The choice of corn as the central theme of the musical was not arbitrary. Book writer Robert Horn explained, “I considered every vegetable, but a ‘K’ sound is always funny in comedy, so I knew you could write a lot of things with corn. But also, it was the perfect crop because it is Heartland America — it’s taking place in Heartland America in the middle of the country, and for us, it was a great way to be able to close off from everything outside.”
Horn invested over a decade in crafting the humor, stating, “I wrote ‘hundreds and hundreds and hundreds of jokes. For every joke that’s in the show, there’s probably 30 or 40 that are not. And I changed them out all the time because I get bored.”
The cast and crew had high praise for Horn, known for his work on “Tootsie” and “13,” and director Jack O’Brien, a multi-Tony Award winner with credits including “Hairspray,” “Dirty Rotten Scoundrels,” and “Porgy and Bess.”

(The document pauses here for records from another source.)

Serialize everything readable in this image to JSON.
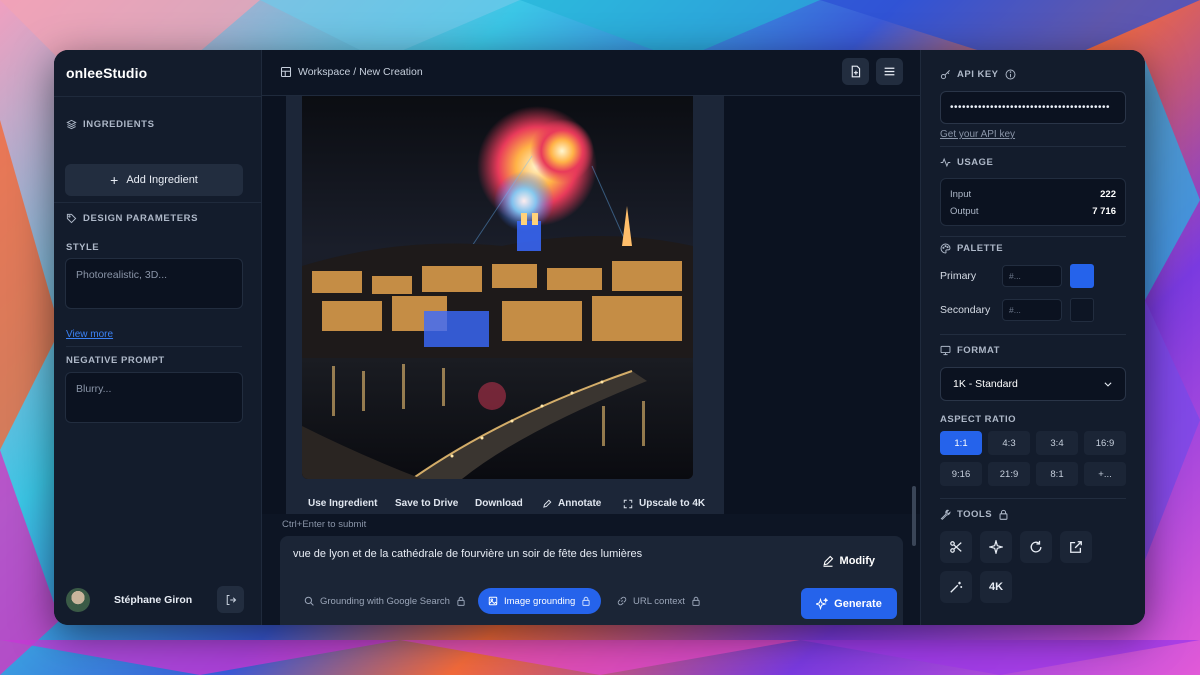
{
  "app": {
    "logo_prefix": "onlee",
    "logo_suffix": "Studio"
  },
  "sidebar": {
    "ingredients_title": "INGREDIENTS",
    "add_ingredient_label": "Add Ingredient",
    "design_parameters_title": "DESIGN PARAMETERS",
    "style_label": "STYLE",
    "style_placeholder": "Photorealistic, 3D...",
    "view_more_label": "View more",
    "negative_prompt_label": "NEGATIVE PROMPT",
    "negative_prompt_placeholder": "Blurry...",
    "user_name": "Stéphane Giron"
  },
  "header": {
    "breadcrumb": "Workspace / New Creation"
  },
  "image_actions": {
    "use_ingredient": "Use Ingredient",
    "save_to_drive": "Save to Drive",
    "download": "Download",
    "annotate": "Annotate",
    "upscale": "Upscale to 4K"
  },
  "prompt": {
    "hint": "Ctrl+Enter to submit",
    "text": "vue de lyon et de la cathédrale de fourvière un soir de fête des lumières",
    "modify_label": "Modify",
    "grounding_google": "Grounding with Google Search",
    "image_grounding": "Image grounding",
    "url_context": "URL context",
    "generate_label": "Generate"
  },
  "right_panel": {
    "api_key_title": "API KEY",
    "api_key_value": "••••••••••••••••••••••••••••••••••••••••",
    "get_api_key_label": "Get your API key",
    "usage_title": "USAGE",
    "usage": [
      {
        "label": "Input",
        "value": "222"
      },
      {
        "label": "Output",
        "value": "7 716"
      }
    ],
    "palette_title": "PALETTE",
    "primary_label": "Primary",
    "primary_placeholder": "#...",
    "primary_color": "#2563eb",
    "secondary_label": "Secondary",
    "secondary_placeholder": "#...",
    "secondary_color": "#0d1524",
    "format_title": "FORMAT",
    "format_value": "1K - Standard",
    "aspect_ratio_title": "ASPECT RATIO",
    "aspect_ratios": [
      "1:1",
      "4:3",
      "3:4",
      "16:9",
      "9:16",
      "21:9",
      "8:1",
      "+..."
    ],
    "aspect_ratio_selected": "1:1",
    "tools_title": "TOOLS",
    "tools": [
      "scissors-icon",
      "sparkle-icon",
      "refresh-icon",
      "export-icon",
      "magic-wand-icon",
      "4K"
    ]
  },
  "colors": {
    "accent": "#2563eb",
    "panel": "#131c2c",
    "background": "#0d1524"
  }
}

“Jack O’Brien is a living legend,” said Innerbichler. “Getting to pick his brain and getting to hear how he puts the truth into comedy and the reality and honesty of the human experience, even into these hilarious jokes, has made everything so much easier. He really understands how to blend honesty and comedy.”
Kahoon described Horn’s work as a finely tuned science, saying, “He’s a machine. He’ll come up, he’ll give me four new jokes a day and say, ‘Which ones do you want to flop? Switch in and flop out?’ But it’s a math, too. If the sentence is too short, it throws the rhythm off of the sequence. I hope it looks easy and fun, but it really is a science.”
Behlmann and Newell shared the electrifying experience of performing in front of a live audience for the first time, highlighting the incredible energy of the crowd.
Behlmann remarked, “It’s a whole other beast. When you do it in the room with just us — we all heard the jokes a million times and people still laugh — but you forget the roar of people.”
Newell added, “I think a lot of us say that the audience is our third character in the musical. The timing relies on whether they laugh or not, what they react to, what they don’t react to, how they feel, how they say their lines of laughter or if they say their lines of laughter. So it was an informative kind of experience, which I loved.”
Describing what audiences can expect from this corn-themed musical, Durand said, “People can expect to laugh a lot and hear really great music that squeezes your heart a little bit. It’s not beaten over your head, but there’s a lot of love and laughter [that] people can expect in an unexpected way.”
Kelley added her own twist, “A lot of joy and a lot of laughter. You will leave with better abs and very sore cheeks.”